Parameter passing in C#
Which (if any) of the following will give the smallest performance hit? Or is the difference so small that I should use the most readable?
In the same page I've noted 3 styles used by previous maintainers:
Method 1:
If (strRqMethod = "Forum" or strRqMethod = "URL" or strRqMethod = "EditURL" or strRqMethod = "EditForum") Then
...
End If
Method 2:
Select Case strRqMethod
Case "Reply", "ReplyQuote", "TopicQuote"
'This is the only case in this statement...'
...
End Select
Method 3:
If InArray("Edit,EditTopic,Reply,ReplyQuote,Topic,TopicQuote",strRqMethod) Then
...
End If
.
.
.
'Elsewhere in the code'
function InArray(strArray,strValue)
if strArray <> "" and strArray <> "0" then
if (instr("," & strArray & "," ,"," & strValue & ",") > 0) then
InArray = True
else
InArray = False
end if
else
InArray = False
end if
end function
Moving away from Classic ASP/VBScript is not an option, so those comments need not bother to post.
You can benchmark this yourself to get the best results, as some performance will differ depending on the size of the input string.
However, I will say from a maintenance perspective, the second one is a bit easier to read/understand.
Well Method 3 is clearly going to perform worse than the other two.
Between Method 1 and Method 2 the difference is going to be marginal. Its worth remembering that VBScript doesn't do boolean expression short cutting hence in Method 1 strRqMethod will be compared with all strings even if it matches the first one. The Case statement in Method 2 at least has the option not to do that and likely will stop comparing when the first match is found in the set.
Utimately I would choose Method 2 not because I think it might be faster but because it expresses the intent of the code in the clearest way.
Educated guess:
Performance-wise, first two approaches are roughly equivalent; third method is very likely slower, even if it gets inlined.
Furthermore the differential between the first two are likely in the micro-seconds range, so you can safely consider this to be a bone fide case of premature optimization...

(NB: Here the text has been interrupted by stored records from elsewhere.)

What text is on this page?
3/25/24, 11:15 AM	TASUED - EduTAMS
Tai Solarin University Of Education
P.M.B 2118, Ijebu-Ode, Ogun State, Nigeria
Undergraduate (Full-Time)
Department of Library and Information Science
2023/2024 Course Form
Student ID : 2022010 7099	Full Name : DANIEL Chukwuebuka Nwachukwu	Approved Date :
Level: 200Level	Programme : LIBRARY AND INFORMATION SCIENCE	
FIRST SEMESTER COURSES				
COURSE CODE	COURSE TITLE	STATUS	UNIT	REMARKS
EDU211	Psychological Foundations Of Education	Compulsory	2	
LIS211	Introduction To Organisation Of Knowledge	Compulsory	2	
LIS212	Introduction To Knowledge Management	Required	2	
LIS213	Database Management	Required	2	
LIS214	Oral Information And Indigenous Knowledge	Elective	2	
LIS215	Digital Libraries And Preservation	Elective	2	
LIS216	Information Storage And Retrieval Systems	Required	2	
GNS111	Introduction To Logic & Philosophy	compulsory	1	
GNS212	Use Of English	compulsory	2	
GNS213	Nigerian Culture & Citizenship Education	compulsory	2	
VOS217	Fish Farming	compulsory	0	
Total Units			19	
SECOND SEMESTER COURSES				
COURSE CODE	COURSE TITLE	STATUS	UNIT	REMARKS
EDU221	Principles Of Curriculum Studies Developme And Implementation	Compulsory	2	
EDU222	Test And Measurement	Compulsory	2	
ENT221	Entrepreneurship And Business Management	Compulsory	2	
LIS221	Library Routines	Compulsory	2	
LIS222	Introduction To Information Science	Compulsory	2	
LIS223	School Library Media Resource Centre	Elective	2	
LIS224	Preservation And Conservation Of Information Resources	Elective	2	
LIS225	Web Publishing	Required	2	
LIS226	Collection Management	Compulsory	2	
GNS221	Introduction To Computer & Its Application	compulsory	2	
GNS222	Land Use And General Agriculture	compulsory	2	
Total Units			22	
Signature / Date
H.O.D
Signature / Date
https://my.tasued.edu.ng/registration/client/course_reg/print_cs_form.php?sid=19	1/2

Since we're on the topic of OR-ed boolean evaluation, a few things to know:
Most compilers/interpreters will evaluate boolean expressions with "short circuit optimization", which means that at the first true condition found, the subsequent OR-ed conditions are NOT evaluated (since they wouldn't change the outcome). It is therefore a good idea to list the condition in [rough] decreasing order of probability, i.e. listing all the common cases first. (Also note that short circuit evaluation is also used with AND-ed expressions, but of course in the reverse, i.e. at the first false condition, the evalation stops, hence suggesting to write the expression with the most likely conditions to fail first).
Comparing strings is such a common task that most languages have this done in a very optimized fashion, at a very low level of the language. Most any trick we can think to improve this particular task is typically less efficient than the native operator.

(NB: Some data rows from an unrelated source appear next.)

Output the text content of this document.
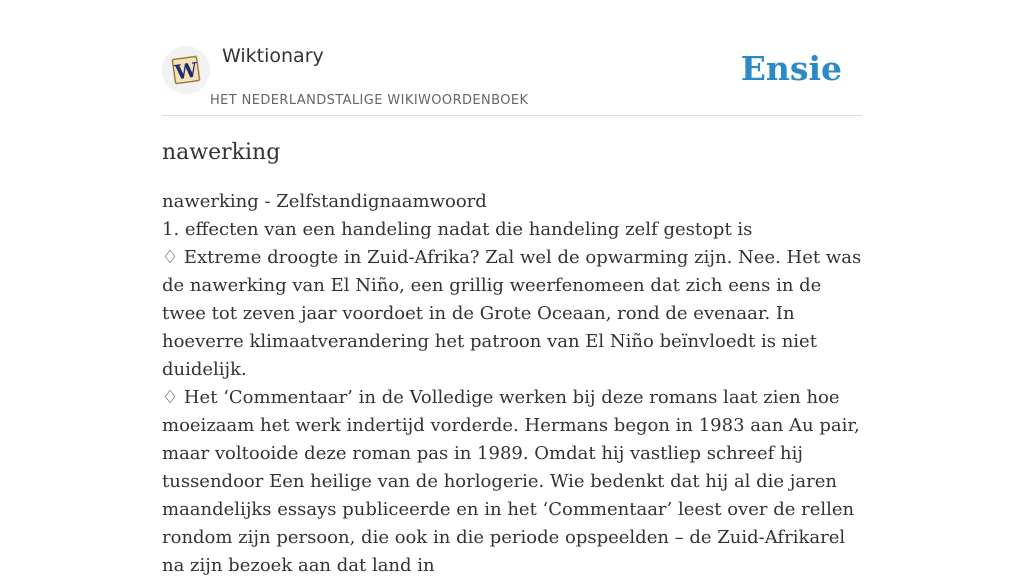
W
Wiktionary
HET NEDERLANDSTALIGE WIKIWOORDENBOEK
Ensie
nawerking

nawerking - Zelfstandignaamwoord

1. effecten van een handeling nadat die handeling zelf gestopt is

♢ Extreme droogte in Zuid-Afrika? Zal wel de opwarming zijn. Nee. Het was de nawerking van El Niño, een grillig weerfenomeen dat zich eens in de twee tot zeven jaar voordoet in de Grote Oceaan, rond de evenaar. In hoeverre klimaatverandering het patroon van El Niño beïnvloedt is niet duidelijk.

♢ Het ‘Commentaar’ in de Volledige werken bij deze romans laat zien hoe moeizaam het werk indertijd vorderde. Hermans begon in 1983 aan Au pair, maar voltooide deze roman pas in 1989. Omdat hij vastliep schreef hij tussendoor Een heilige van de horlogerie. Wie bedenkt dat hij al die jaren maandelijks essays publiceerde en in het ‘Commentaar’ leest over de rellen rondom zijn persoon, die ook in die periode opspeelden – de Zuid-Afrikarel na zijn bezoek aan dat land in
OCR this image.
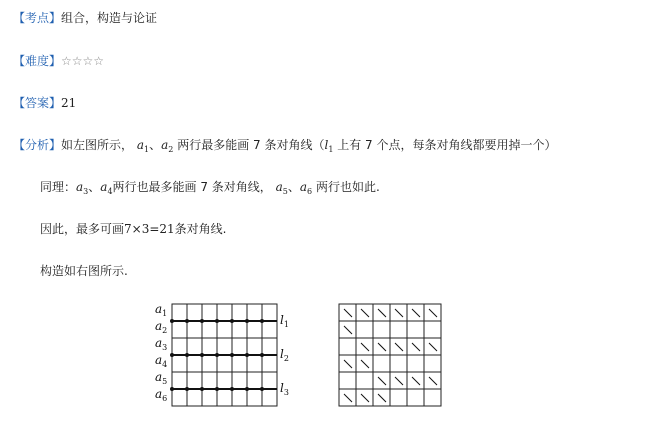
【考点】组合，构造与论证
【难度】☆☆☆☆
【答案】21
【分析】如左图所示， $a_1$、$a_2$ 两行最多能画 7 条对角线（$l_1$ 上有 7 个点，每条对角线都要用掉一个）
同理：$a_3$、$a_4$两行也最多能画 7 条对角线， $a_5$、$a_6$ 两行也如此.
因此，最多可画7×3=21条对角线.
构造如右图所示.
$a_1$
$a_2$
$a_3$
$a_4$
$a_5$
$a_6$
$l_1$
$l_2$
$l_3$
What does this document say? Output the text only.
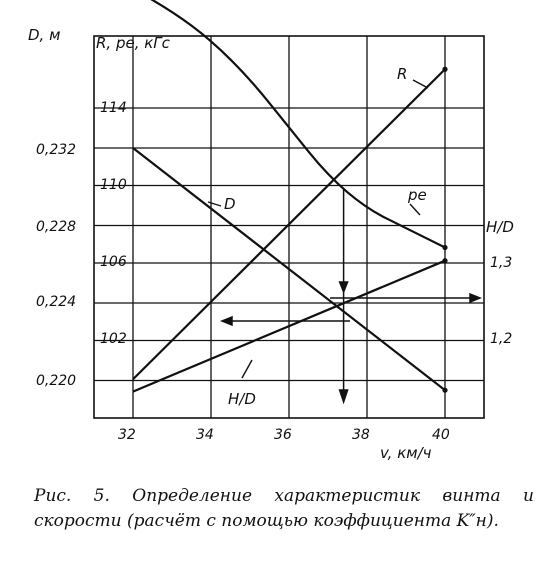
D, м R, pe, кГс
H/D
v, км/ч
0,232
0,228
0,224
0,220
114
110
106
102
1,3
1,2
32	34	36	38	40
R
pe
D
H/D
Рис. 5. Определение характеристик винта и скорости (расчёт с помощью коэффициента K″н).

As long as this is not done 100.000 (in other words: a lof of) times in a loop, it makes no difference. Although it is parsed code, we may still assume that the parsing is done swift and quickly enough not to make a difference.

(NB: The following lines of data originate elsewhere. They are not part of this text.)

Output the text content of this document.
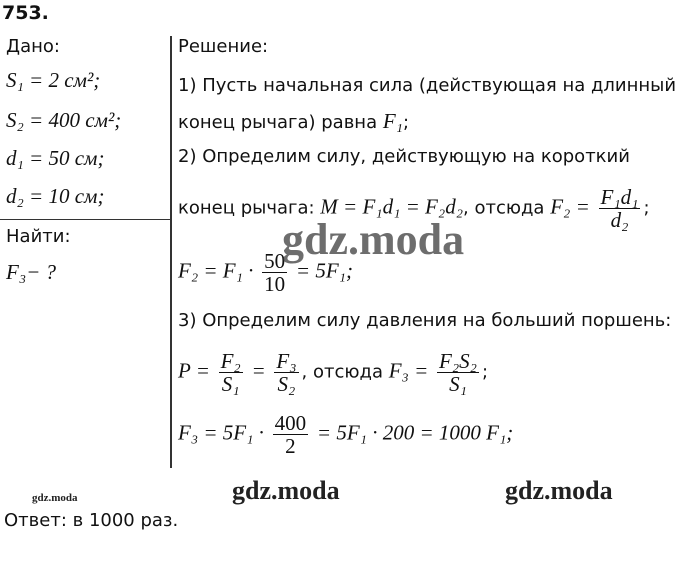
753.
Дано:
S₁ = 2 см²;
S₂ = 400 см²;
d₁ = 50 см;
d₂ = 10 см;
Найти:
F₃− ?
Решение:
1) Пусть начальная сила (действующая на длинный
конец рычага) равна F₁;
2) Определим силу, действующую на короткий
конец рычага: M = F₁d₁ = F₂d₂, отсюда $F_2 = \frac{\text{F₁d₁}}{\text{d₂}}$ ;
$F_2 = F_1 \cdot \frac{50}{10} = 5F_1$;
3) Определим силу давления на больший поршень:
$P = \frac{\text{F₂}}{\text{S₁}} = \frac{\text{F₃}}{\text{S₂}}$ , отсюда $F_3 = \frac{\text{F₂S₂}}{\text{S₁}}$ ;
$F_3 = 5F_1 \cdot \frac{400}{2} = 5F_1 \cdot 200 = 1000$ F₁;
gdz.moda
gdz.moda	gdz.moda	gdz.moda
Ответ: в 1000 раз.
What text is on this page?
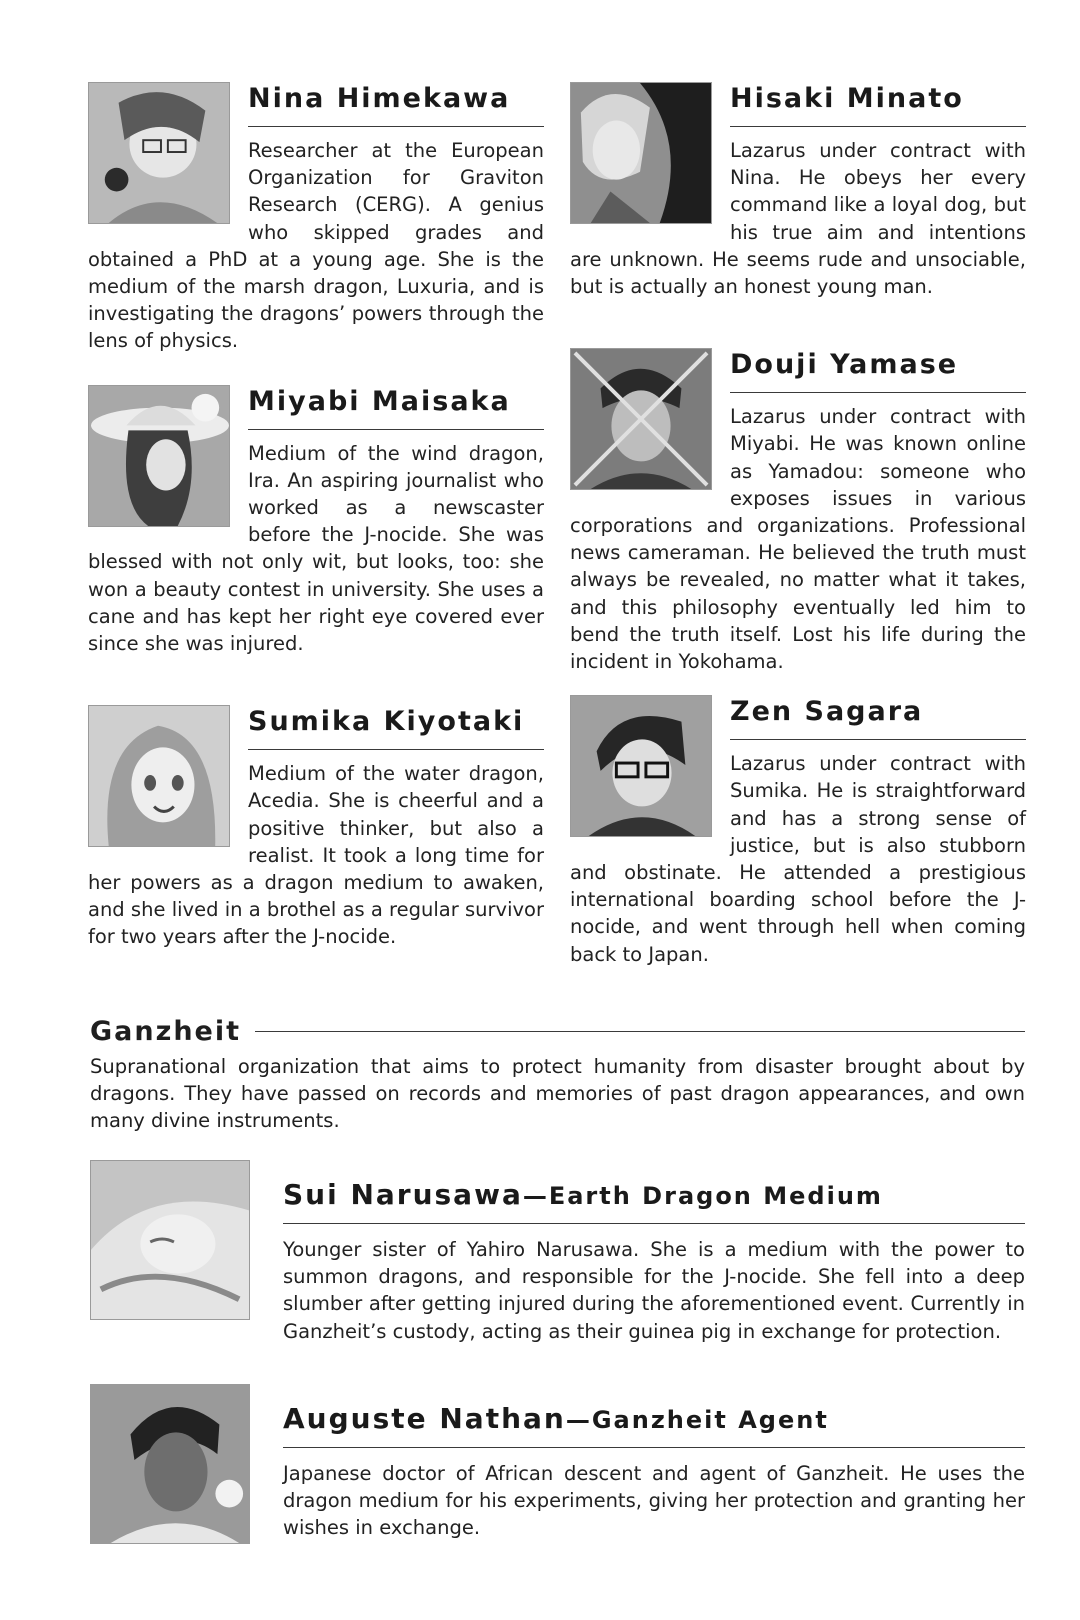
Nina Himekawa

Researcher at the European Organization for Graviton Research (CERG). A genius who skipped grades and obtained a PhD at a young age. She is the medium of the marsh dragon, Luxuria, and is investigating the dragons’ powers through the lens of physics.

Miyabi Maisaka

Medium of the wind dragon, Ira. An aspiring journalist who worked as a newscaster before the J-nocide. She was blessed with not only wit, but looks, too: she won a beauty contest in university. She uses a cane and has kept her right eye covered ever since she was injured.

Sumika Kiyotaki

Medium of the water dragon, Acedia. She is cheerful and a positive thinker, but also a realist. It took a long time for her powers as a dragon medium to awaken, and she lived in a brothel as a regular survivor for two years after the J-nocide.

Hisaki Minato

Lazarus under contract with Nina. He obeys her every command like a loyal dog, but his true aim and intentions are unknown. He seems rude and unsociable, but is actually an honest young man.

Douji Yamase

Lazarus under contract with Miyabi. He was known online as Yamadou: someone who exposes issues in various corporations and organizations. Professional news cameraman. He believed the truth must always be revealed, no matter what it takes, and this philosophy eventually led him to bend the truth itself. Lost his life during the incident in Yokohama.

Zen Sagara

Lazarus under contract with Sumika. He is straightforward and has a strong sense of justice, but is also stubborn and obstinate. He attended a prestigious international boarding school before the J-nocide, and went through hell when coming back to Japan.

Ganzheit

Supranational organization that aims to protect humanity from disaster brought about by dragons. They have passed on records and memories of past dragon appearances, and own many divine instruments.

Sui Narusawa—Earth Dragon Medium

Younger sister of Yahiro Narusawa. She is a medium with the power to summon dragons, and responsible for the J-nocide. She fell into a deep slumber after getting injured during the aforementioned event. Currently in Ganzheit’s custody, acting as their guinea pig in exchange for protection.

Auguste Nathan—Ganzheit Agent

Japanese doctor of African descent and agent of Ganzheit. He uses the dragon medium for his experiments, giving her protection and granting her wishes in exchange.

I found severe performance problems only when you are concatenating a lot of strings - like I once found out when running a page, adding debug code to a global string to be able to dispay the debug only at the bottom of the page. The longer the page was, the more code it ran, the more debug code I added, and the longer the time it took to display the page. Since this page was doing some database access, I presumed it was somewhere in that code that the delay occured, only to found out that it was just the debug statements (to be honest, I had a log of debug string concatenated).